В автобусе Сестрорецк-Ленинград под проливной дождь и унылое ветряное хлюпанье лисьего носа я с чего-то решил сочинять песни. Стихи – это мерзость для египтян, так я думал. Писать стихи, все равно, что ходить вприсядку. А песенки ничего, песни можно. Песенник – что кукловод, марионеточник, дергающий за веревочки исполнительницу-кривляку. «Исполнителя» я не допускал, фиглярничать не мужское дело. «Дорога, дорога осталось немного до цели шагов. Привет, будь здоров». Двенадцать альбомов за бесконечное полуторамесячное лето у бабушки. В соавторах братский венгр – недоуменный «Икарус» с трехзначным номером, непривычным для сибирского глаза. В отдельных частях поучаствовал таинственный финский пейзаж, с неровно протянутым швом залива. Крематорий напротив, также неведомое заведение для сибиряка. И холодная рябь революционного озера, навсегда запечатлевшего бородатый культовый лик на своей глади. Бабушка, колдующая над весами… Продавец? Старорежимный аптекарь? Нет, просто тупому внуку пытается втолковать физику за шестой класс. Но внук не внемлет. У него четкий ритм в мозгу и все та же песня: «Дорога, дорога, асфальта немного, вот-вот и обрыв, обры-ы-ыв».
10
Шеф умер в апреле месяце. Меня удивила столь поздняя его смерть. Я, наверное, склонен приписывать себе разные достоинства, но одна из способностей, которыми, как считаю, я наделен – это талант ясновиденья.
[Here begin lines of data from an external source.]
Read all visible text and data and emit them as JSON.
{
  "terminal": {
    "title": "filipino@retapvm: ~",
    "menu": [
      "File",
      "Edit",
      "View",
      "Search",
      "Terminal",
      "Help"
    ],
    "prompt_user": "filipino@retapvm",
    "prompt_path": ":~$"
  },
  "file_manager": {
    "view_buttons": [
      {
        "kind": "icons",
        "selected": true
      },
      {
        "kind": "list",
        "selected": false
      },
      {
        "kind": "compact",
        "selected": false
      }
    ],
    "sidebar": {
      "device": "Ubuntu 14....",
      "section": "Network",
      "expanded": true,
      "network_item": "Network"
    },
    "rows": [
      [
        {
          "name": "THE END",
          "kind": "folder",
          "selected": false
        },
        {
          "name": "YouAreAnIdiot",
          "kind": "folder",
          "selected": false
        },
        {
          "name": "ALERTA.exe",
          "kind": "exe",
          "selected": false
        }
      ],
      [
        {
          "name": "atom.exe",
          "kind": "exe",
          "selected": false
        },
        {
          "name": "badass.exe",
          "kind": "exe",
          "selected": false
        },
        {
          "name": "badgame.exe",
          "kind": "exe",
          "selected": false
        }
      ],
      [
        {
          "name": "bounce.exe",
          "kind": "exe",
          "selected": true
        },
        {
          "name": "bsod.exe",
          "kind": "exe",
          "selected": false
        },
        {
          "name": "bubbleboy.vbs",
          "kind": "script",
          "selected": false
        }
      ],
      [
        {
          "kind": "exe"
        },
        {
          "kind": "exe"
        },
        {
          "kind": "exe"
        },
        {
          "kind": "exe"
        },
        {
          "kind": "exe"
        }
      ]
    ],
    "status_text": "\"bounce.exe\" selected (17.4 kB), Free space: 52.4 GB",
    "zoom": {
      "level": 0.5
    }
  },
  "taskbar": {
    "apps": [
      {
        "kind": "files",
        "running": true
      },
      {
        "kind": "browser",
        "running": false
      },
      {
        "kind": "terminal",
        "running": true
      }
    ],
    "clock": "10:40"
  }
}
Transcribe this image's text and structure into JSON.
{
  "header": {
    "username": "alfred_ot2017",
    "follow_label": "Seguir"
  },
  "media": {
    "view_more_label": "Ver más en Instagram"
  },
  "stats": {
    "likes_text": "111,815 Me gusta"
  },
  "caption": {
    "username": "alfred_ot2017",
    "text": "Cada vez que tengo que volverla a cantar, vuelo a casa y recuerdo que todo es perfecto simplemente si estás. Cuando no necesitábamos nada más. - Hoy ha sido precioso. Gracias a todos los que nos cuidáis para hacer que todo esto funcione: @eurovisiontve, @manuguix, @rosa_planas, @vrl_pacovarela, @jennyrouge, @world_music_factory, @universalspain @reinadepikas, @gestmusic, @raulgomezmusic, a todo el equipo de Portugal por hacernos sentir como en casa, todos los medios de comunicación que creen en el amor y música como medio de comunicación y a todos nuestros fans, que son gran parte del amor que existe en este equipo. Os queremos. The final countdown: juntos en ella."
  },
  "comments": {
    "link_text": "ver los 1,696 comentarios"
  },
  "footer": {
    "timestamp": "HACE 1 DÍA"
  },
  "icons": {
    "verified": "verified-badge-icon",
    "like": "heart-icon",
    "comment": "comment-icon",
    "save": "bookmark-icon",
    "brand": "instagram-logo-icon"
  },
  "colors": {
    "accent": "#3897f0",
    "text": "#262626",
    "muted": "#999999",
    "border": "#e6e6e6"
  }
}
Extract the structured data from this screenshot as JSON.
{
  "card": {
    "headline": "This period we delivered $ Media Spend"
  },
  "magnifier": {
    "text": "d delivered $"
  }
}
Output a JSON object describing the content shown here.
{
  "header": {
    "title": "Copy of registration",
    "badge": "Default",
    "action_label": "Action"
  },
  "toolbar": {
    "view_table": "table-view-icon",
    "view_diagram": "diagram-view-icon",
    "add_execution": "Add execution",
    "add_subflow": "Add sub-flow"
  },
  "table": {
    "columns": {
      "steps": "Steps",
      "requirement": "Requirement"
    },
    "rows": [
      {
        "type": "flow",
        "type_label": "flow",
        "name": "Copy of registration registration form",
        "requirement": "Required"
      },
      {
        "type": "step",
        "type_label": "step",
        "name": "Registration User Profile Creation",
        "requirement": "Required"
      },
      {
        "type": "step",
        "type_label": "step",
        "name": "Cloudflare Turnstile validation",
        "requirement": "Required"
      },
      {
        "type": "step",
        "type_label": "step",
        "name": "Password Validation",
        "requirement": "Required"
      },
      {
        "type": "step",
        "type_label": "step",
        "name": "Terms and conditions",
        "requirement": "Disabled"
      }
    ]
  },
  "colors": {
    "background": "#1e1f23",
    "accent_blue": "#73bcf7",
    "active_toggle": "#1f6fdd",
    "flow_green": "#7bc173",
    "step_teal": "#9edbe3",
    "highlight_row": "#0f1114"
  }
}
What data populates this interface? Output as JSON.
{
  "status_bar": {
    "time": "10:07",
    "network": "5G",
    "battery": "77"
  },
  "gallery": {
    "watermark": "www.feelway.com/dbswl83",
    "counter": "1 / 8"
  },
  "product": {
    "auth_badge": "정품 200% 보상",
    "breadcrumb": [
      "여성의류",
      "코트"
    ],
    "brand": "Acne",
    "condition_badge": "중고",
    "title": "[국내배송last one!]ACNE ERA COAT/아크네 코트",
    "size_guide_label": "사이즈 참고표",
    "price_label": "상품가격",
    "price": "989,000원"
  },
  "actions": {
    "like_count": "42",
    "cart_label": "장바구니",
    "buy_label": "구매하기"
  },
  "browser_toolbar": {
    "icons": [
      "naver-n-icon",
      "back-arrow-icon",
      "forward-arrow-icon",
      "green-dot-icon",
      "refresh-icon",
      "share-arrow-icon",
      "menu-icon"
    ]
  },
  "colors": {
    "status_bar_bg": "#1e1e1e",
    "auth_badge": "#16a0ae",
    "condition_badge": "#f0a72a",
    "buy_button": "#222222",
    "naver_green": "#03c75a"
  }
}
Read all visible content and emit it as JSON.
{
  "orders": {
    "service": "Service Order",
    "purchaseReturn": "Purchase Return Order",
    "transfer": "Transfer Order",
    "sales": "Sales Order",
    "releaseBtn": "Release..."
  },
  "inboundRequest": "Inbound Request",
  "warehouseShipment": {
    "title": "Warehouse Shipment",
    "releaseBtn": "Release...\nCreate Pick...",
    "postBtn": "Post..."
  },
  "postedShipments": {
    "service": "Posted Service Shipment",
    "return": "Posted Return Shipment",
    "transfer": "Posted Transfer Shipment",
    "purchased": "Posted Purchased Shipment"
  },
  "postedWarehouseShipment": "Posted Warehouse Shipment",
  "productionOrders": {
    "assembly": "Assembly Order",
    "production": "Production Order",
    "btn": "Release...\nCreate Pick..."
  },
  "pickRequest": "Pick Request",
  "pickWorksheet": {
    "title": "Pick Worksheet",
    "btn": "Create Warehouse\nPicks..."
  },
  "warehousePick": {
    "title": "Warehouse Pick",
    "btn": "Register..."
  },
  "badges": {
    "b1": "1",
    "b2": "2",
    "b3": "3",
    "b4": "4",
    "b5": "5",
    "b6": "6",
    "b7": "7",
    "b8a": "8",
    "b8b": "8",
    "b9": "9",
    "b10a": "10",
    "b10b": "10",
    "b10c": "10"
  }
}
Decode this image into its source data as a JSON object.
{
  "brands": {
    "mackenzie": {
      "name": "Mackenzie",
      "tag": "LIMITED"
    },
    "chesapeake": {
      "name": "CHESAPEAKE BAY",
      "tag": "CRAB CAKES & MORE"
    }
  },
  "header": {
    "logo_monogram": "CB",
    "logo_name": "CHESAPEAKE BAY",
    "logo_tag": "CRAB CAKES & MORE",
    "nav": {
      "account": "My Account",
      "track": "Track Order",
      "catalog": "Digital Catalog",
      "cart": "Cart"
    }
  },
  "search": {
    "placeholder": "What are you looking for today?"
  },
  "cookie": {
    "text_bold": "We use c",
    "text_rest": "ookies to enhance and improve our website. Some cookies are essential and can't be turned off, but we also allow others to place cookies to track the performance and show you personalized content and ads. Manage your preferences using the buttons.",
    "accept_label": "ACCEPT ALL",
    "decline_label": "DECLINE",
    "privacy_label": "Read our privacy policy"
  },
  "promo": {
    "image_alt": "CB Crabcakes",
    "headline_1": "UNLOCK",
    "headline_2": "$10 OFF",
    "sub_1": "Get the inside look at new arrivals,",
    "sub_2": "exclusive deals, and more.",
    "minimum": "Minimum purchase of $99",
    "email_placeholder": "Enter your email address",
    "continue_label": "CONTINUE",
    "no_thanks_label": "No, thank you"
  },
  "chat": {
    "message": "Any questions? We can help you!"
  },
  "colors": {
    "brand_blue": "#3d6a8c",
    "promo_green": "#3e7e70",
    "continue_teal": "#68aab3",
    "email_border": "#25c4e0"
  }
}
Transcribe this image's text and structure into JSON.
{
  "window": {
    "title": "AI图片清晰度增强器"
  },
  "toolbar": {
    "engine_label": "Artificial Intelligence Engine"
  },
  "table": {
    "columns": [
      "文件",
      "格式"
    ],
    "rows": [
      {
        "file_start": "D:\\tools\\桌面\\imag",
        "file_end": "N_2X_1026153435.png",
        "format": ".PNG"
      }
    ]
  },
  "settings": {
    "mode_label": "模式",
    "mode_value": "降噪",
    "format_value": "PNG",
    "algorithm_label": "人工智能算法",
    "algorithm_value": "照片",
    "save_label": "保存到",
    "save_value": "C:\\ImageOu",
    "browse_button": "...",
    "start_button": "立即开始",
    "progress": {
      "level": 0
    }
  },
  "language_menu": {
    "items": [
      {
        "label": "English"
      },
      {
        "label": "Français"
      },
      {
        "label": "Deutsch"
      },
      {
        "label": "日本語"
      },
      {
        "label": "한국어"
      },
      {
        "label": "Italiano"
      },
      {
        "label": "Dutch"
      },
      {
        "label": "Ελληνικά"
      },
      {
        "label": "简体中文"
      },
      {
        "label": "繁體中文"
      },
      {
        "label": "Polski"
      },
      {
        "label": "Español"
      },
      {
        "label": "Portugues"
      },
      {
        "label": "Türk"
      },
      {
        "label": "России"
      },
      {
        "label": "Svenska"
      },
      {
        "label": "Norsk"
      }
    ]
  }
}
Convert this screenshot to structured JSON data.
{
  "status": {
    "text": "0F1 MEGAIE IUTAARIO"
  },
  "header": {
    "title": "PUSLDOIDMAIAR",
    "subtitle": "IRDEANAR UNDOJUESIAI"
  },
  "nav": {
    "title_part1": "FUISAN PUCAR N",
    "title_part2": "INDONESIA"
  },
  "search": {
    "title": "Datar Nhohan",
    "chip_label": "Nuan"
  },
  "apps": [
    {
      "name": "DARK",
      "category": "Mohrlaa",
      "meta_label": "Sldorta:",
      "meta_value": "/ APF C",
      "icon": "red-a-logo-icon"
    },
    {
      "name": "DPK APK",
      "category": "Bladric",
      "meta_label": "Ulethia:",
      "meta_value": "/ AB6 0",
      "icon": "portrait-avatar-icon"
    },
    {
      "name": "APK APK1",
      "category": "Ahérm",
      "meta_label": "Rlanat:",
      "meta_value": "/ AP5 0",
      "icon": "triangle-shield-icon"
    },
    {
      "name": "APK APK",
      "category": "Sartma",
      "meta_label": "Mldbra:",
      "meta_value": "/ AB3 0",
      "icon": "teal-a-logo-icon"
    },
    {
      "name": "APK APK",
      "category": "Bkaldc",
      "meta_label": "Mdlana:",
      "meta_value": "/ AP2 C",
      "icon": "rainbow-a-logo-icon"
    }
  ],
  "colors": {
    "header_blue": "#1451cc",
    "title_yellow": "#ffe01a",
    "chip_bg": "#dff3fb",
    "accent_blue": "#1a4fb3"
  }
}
Я его глушу, глушу сознательно, ибо считаю, что человеку вредно заглядывать в будущее. От этого портится зрение; видя будущее, настоящее перестаешь замечать. А человек, от рождения почти слепой, обязан ценить настоящее.
За слепоту деду спасибо. У дедушки с детства было хорошее зрение. Но с тридцати глаза стали слепнуть с катастрофической скоростью. Совпало это с государственными репрессиями конца тридцатых годов, и умелому романисту класса Маркеса или хотя бы Меира Шалева здесь было бы где разгуляться, сочинить эдакий романчик про тонкую душу русского интеллигента, вокруг которого снуют по ночам воронки, увозя в лагеря или к ближайшей стенке его сослуживцев, а он, интеллигент, понимая всю ситуацию и свою беспомощность в ней, только и может, что слепнуть, теряя буквально в неделю по пол диоптрии. Сибирского (русского) колориту добавить, деталей всяких, истории… Ах, вещица бы вышла, пальчики оближешь! Нет, Меир не потянет, а милый Габриэль Гарсиа староват уже… Кто же тогда? Я не могу, лень мне, да и поэт я, стихотворец, ну или на худой конец редактор. Гюнтер Грасс разве, у него б получилось… Секундочку, сброшу мейл старику…
Деду слепота здорово помогла. В суровые голодные годы ему полагалась небольшая инвалидная пенсия (ах, как мы, русские халявщики держимся за эти копеечные государственные подачки! У меня такая же пенсия теперь. Никому не отдам, пока сами не отберут. Одно время думал в фонд мира перечислить или благородному Далай Ламе и перечислил уже. Но сразу же пожалел, и плача и по-инвалидному пресмыкаясь, на ходу придумывая темы для шантажирования, уговорил буддистов и космополитов денежки мне вернуть). А главное, благодаря слепоте, дед избежал фронта, с первой группой, человека почти невидящего взять не решились. Плюс это или нет, теперь не совсем понятно, ведь дедушка мог просто погибнуть на каком-нибудь белорусском или втором украинском и не пришлось бы ему в петлю лезть и гениталии отчекрыживать. Но тогда не было бы меня, потому как не было бы и моей мамы, ибо тот трах, после которого моя мама случилась, произошел лишь в послевоенные годы. Но рассуждая далее: а кому нужен я, с таким дедом в голове (повесившимся, с отрезанным хуем)? Без ложного чувства: собственной значимости, нужности или просто величия (выбирайте любое или добавьте свое) – нафиг я ни кому не нужен. Это не пробивка на жалость, это суровый неоспоримый факт, мною очень даже осознаваемый. Впрочем, если хотите поддержать материально, не откажусь, перечислять средства можно на счет, номер на моем личном сайте, заранее благодарен. Благородное вложение денег гарантирую.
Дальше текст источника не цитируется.